Several details to call out:

  • Final annotations: _mailbox and _task are marked Final because they are set once in the constructor and never reassigned. mypy / pyright enforce this; pyright in particular catches re-assignment as a strict error.
  • Mailbox is unbounded by default: asyncio.Queue() with no maxsize argument is unbounded. We make this explicit at the call site when bounded (§4 backpressure).
  • The receive loop catches CancelledError and re-raises: this is the canonical asyncio cancellation pattern. PEP 654 changed CancelledError to inherit from BaseException (not Exception) starting in Python 3.8, so a bare except Exception would not catch it. We catch explicitly.
  • match statement: requires Python 3.10+; we are on 3.12 floor.
  • asyncio.Future for reply: loop.create_future() is preferred over asyncio.Future() because it lets the loop construct the future (for non-default event loops, like uvloop, the loop's future class differs).

2. Cast vs call pattern

Mochi distinguishes cast (fire-and-forget) from call (request-reply with await).

2.1 Cast

Cast lowers to Queue.put_nowait:

counter ! Increment

becomes:

counter.increment() # which calls self._mailbox.put_nowait(_CounterMsg_Increment())

put_nowait raises asyncio.QueueFull if the queue has reached maxsize. For unbounded queues (default), this never happens. For bounded queues (§4), the IR pass picks put_nowait (non-blocking, may raise) or put (suspending) based on the call-site annotation.

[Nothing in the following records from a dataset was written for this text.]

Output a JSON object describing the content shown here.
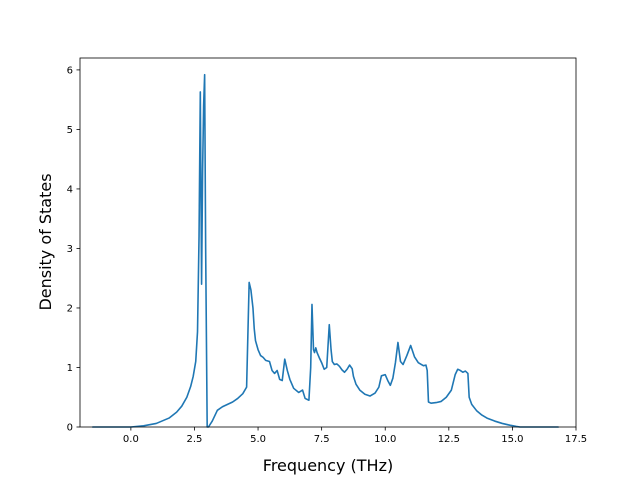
{
  "chart_data": {
    "type": "line",
    "title": "",
    "xlabel": "Frequency (THz)",
    "ylabel": "Density of States",
    "xlim": [
      -2.0,
      17.5
    ],
    "ylim": [
      0,
      6.2
    ],
    "xticks": [
      0.0,
      2.5,
      5.0,
      7.5,
      10.0,
      12.5,
      15.0,
      17.5
    ],
    "xtick_labels": [
      "0.0",
      "2.5",
      "5.0",
      "7.5",
      "10.0",
      "12.5",
      "15.0",
      "17.5"
    ],
    "yticks": [
      0,
      1,
      2,
      3,
      4,
      5,
      6
    ],
    "ytick_labels": [
      "0",
      "1",
      "2",
      "3",
      "4",
      "5",
      "6"
    ],
    "grid": false,
    "legend": "none",
    "series": [
      {
        "color": "#1f77b4",
        "x": [
          -1.5,
          -1.0,
          -0.5,
          0.0,
          0.5,
          1.0,
          1.5,
          1.8,
          2.0,
          2.2,
          2.35,
          2.45,
          2.55,
          2.62,
          2.68,
          2.73,
          2.78,
          2.82,
          2.86,
          2.9,
          2.94,
          3.0,
          3.05,
          3.2,
          3.4,
          3.6,
          3.8,
          4.0,
          4.2,
          4.4,
          4.55,
          4.65,
          4.72,
          4.8,
          4.85,
          4.9,
          5.0,
          5.1,
          5.2,
          5.3,
          5.45,
          5.55,
          5.65,
          5.75,
          5.85,
          5.95,
          6.05,
          6.15,
          6.25,
          6.4,
          6.6,
          6.75,
          6.85,
          7.0,
          7.07,
          7.12,
          7.18,
          7.22,
          7.27,
          7.32,
          7.4,
          7.5,
          7.6,
          7.7,
          7.8,
          7.87,
          7.92,
          8.0,
          8.1,
          8.2,
          8.3,
          8.4,
          8.5,
          8.6,
          8.7,
          8.75,
          8.85,
          9.0,
          9.2,
          9.4,
          9.6,
          9.75,
          9.85,
          10.0,
          10.1,
          10.2,
          10.3,
          10.4,
          10.5,
          10.6,
          10.7,
          10.85,
          11.0,
          11.15,
          11.3,
          11.5,
          11.6,
          11.65,
          11.7,
          11.8,
          12.0,
          12.2,
          12.4,
          12.6,
          12.75,
          12.85,
          12.95,
          13.05,
          13.15,
          13.25,
          13.3,
          13.4,
          13.6,
          13.8,
          14.0,
          14.3,
          14.6,
          14.9,
          15.15,
          15.3,
          16.0,
          16.8
        ],
        "y": [
          0.0,
          0.0,
          0.0,
          0.0,
          0.02,
          0.06,
          0.15,
          0.25,
          0.35,
          0.5,
          0.68,
          0.85,
          1.1,
          1.6,
          3.2,
          5.63,
          2.4,
          4.3,
          5.4,
          5.92,
          3.0,
          0.0,
          0.0,
          0.1,
          0.28,
          0.34,
          0.38,
          0.42,
          0.48,
          0.56,
          0.67,
          2.43,
          2.3,
          2.0,
          1.65,
          1.45,
          1.3,
          1.2,
          1.17,
          1.12,
          1.1,
          0.95,
          0.9,
          0.95,
          0.8,
          0.78,
          1.14,
          0.95,
          0.8,
          0.65,
          0.58,
          0.62,
          0.48,
          0.45,
          1.0,
          2.06,
          1.3,
          1.25,
          1.33,
          1.25,
          1.17,
          1.08,
          0.97,
          1.0,
          1.72,
          1.3,
          1.1,
          1.05,
          1.06,
          1.02,
          0.96,
          0.92,
          0.97,
          1.04,
          0.98,
          0.85,
          0.72,
          0.62,
          0.55,
          0.52,
          0.57,
          0.67,
          0.86,
          0.88,
          0.78,
          0.7,
          0.82,
          1.08,
          1.42,
          1.1,
          1.05,
          1.2,
          1.37,
          1.18,
          1.08,
          1.03,
          1.04,
          0.95,
          0.42,
          0.4,
          0.41,
          0.43,
          0.5,
          0.62,
          0.88,
          0.97,
          0.95,
          0.92,
          0.94,
          0.9,
          0.5,
          0.38,
          0.27,
          0.2,
          0.15,
          0.1,
          0.06,
          0.03,
          0.01,
          0.0,
          0.0,
          0.0
        ]
      }
    ]
  }
}
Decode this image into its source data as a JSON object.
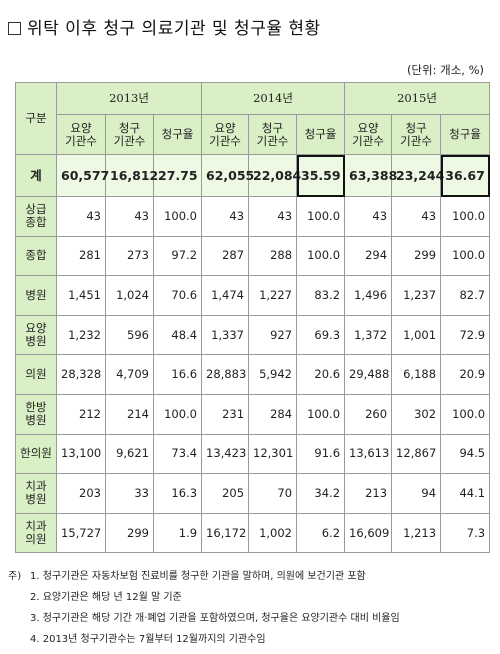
{
  "title": "위탁 이후 청구 의료기관 및 청구율 현황",
  "unit": "(단위: 개소, %)",
  "table": {
    "category_header": "구분",
    "years": [
      "2013년",
      "2014년",
      "2015년"
    ],
    "sub_headers": [
      "요양\n기관수",
      "청구\n기관수",
      "청구율"
    ],
    "total": {
      "label": "계",
      "values": [
        "60,577",
        "16,812",
        "27.75",
        "62,055",
        "22,084",
        "35.59",
        "63,388",
        "23,244",
        "36.67"
      ]
    },
    "rows": [
      {
        "label": "상급\n종합",
        "values": [
          "43",
          "43",
          "100.0",
          "43",
          "43",
          "100.0",
          "43",
          "43",
          "100.0"
        ]
      },
      {
        "label": "종합",
        "values": [
          "281",
          "273",
          "97.2",
          "287",
          "288",
          "100.0",
          "294",
          "299",
          "100.0"
        ]
      },
      {
        "label": "병원",
        "values": [
          "1,451",
          "1,024",
          "70.6",
          "1,474",
          "1,227",
          "83.2",
          "1,496",
          "1,237",
          "82.7"
        ]
      },
      {
        "label": "요양\n병원",
        "values": [
          "1,232",
          "596",
          "48.4",
          "1,337",
          "927",
          "69.3",
          "1,372",
          "1,001",
          "72.9"
        ]
      },
      {
        "label": "의원",
        "values": [
          "28,328",
          "4,709",
          "16.6",
          "28,883",
          "5,942",
          "20.6",
          "29,488",
          "6,188",
          "20.9"
        ]
      },
      {
        "label": "한방\n병원",
        "values": [
          "212",
          "214",
          "100.0",
          "231",
          "284",
          "100.0",
          "260",
          "302",
          "100.0"
        ]
      },
      {
        "label": "한의원",
        "values": [
          "13,100",
          "9,621",
          "73.4",
          "13,423",
          "12,301",
          "91.6",
          "13,613",
          "12,867",
          "94.5"
        ]
      },
      {
        "label": "치과\n병원",
        "values": [
          "203",
          "33",
          "16.3",
          "205",
          "70",
          "34.2",
          "213",
          "94",
          "44.1"
        ]
      },
      {
        "label": "치과\n의원",
        "values": [
          "15,727",
          "299",
          "1.9",
          "16,172",
          "1,002",
          "6.2",
          "16,609",
          "1,213",
          "7.3"
        ]
      }
    ]
  },
  "notes": {
    "marker": "주)",
    "items": [
      "1. 청구기관은 자동차보험 진료비를 청구한 기관을 말하며, 의원에 보건기관 포함",
      "2. 요양기관은 해당 년 12월 말 기준",
      "3. 청구기관은 해당 기간 개·폐업 기관을 포함하였으며, 청구율은 요양기관수 대비 비율임",
      "4. 2013년 청구기관수는 7월부터 12월까지의 기관수임"
    ]
  },
  "colors": {
    "header_bg": "#d9efc6",
    "total_bg": "#eef9e4",
    "border": "#9a9a9a"
  }
}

The Mochi ! operator translates to a synchronous method (no await) because put_nowait is sync. This matches the Erlang ! operator semantics.

2.2 Call

Call lowers to await plus a reply Future:

let n = counter ? Get

becomes:

n = await counter.get() # which constructs a Future, sends the message, awaits the reply

The reply mechanism is:

  1. Caller creates a Future via loop.create_future().
  2. Caller wraps the request message with the Future as a reply field.
  3. Caller awaits the future on the mailbox.
  4. Agent receives the message, processes, calls reply.set_result(value) or reply.set_exception(exc).
  5. Caller's await unblocks.

The Future and the reply slot are not exposed to user code; the generated counter.get() method hides them.

For call with a timeout:

let n = counter ? Get within 5.seconds

becomes:

n = await asyncio.wait_for(counter.get(), timeout=5.0)

If the timeout expires, asyncio.TimeoutError (alias for TimeoutError in 3.11+) is raised. The agent continues processing; the caller catches the timeout. Note that the request has already been enqueued; the agent will still process it and set the reply, but the caller has moved on. The Future is orphaned; we add a cancel_on_timeout flag to mark it for skipping in the handler.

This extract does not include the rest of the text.